Polar
Si vous écoutez la radio ou regardez la télévision (je vous déconseille l’inverse, mais vous faites comme vous voulez), une fois par jour au moins arrive à vos oreilles meurtries le mot polar. Il est généralement appliqué à un film ou à un livre – le jour où il désignera une sculpture ou une musique, soyez assez bons pour me prévenir. Or, dans 99,99 % des cas, c’est à contresens.

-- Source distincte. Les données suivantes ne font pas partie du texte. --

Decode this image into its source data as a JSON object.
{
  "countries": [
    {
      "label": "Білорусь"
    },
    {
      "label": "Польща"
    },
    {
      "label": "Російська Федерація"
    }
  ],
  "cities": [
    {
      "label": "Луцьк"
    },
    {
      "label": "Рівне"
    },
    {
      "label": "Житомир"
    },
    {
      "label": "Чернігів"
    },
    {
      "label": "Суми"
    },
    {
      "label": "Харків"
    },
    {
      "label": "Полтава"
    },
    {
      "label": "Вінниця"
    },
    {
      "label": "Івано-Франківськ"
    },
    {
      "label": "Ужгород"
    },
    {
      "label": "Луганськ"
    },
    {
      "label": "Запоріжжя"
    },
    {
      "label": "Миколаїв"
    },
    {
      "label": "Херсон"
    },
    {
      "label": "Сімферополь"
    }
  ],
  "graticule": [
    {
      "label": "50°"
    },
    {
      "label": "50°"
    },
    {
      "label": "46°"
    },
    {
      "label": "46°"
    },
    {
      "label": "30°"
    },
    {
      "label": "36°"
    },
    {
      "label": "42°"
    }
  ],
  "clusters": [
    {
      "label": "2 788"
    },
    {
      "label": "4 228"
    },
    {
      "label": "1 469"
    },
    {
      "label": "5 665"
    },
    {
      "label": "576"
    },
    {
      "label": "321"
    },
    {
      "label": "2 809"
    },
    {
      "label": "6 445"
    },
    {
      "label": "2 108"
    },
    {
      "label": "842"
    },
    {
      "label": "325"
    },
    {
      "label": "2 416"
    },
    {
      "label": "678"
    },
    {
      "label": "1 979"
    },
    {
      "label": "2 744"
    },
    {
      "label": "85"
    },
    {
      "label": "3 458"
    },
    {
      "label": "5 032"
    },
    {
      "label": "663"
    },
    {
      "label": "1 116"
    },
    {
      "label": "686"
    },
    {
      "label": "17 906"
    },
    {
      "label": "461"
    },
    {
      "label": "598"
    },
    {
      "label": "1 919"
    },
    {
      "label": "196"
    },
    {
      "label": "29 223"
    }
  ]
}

Ce mot, polar, désigne normalement un roman policier de mauvaise qualité. Par extension, un film du même métal. On aurait pu dire il y a peu « un roman jetable », mais depuis que les appareils photo sont jetables, ça ne s’emploie plus. Naguère, c’était plutôt « un roman de quat’sous », mais les sous, plus personne ne sait ce que c’était (pour les nostalgiques, il fallait vingt sous pour faire un ancien franc, et la pièce de cinq sous était trouée – voir Les cinq sous de Lavarède).
Donc, un polar ne peut en aucun cas être un bon film policier, pas plus qu’un bon roman policier. Et il y a de quoi grincer des dents lorsque, à la radio ou à la télé, un intellectuel qui a fait la totalité de son cursus universitaire sur Skyrock s’avise de qualifier de « polar » une nouvelle extraite des aventures de Sherlock Holmes, ou un film d’Hitchcock. (Et jamais je n’ai inséré dans un même paragraphe autant de rimes en ock, ce qui est involontaire)
Rappelons à ceux qui n’étaient pas là que, de toute sa vie, le cher sir Alfred Hitchcock n’a tourné aucun film policier. Il a déclaré à François Truffaut qu’il trouvait ce genre de film « emmerdant ».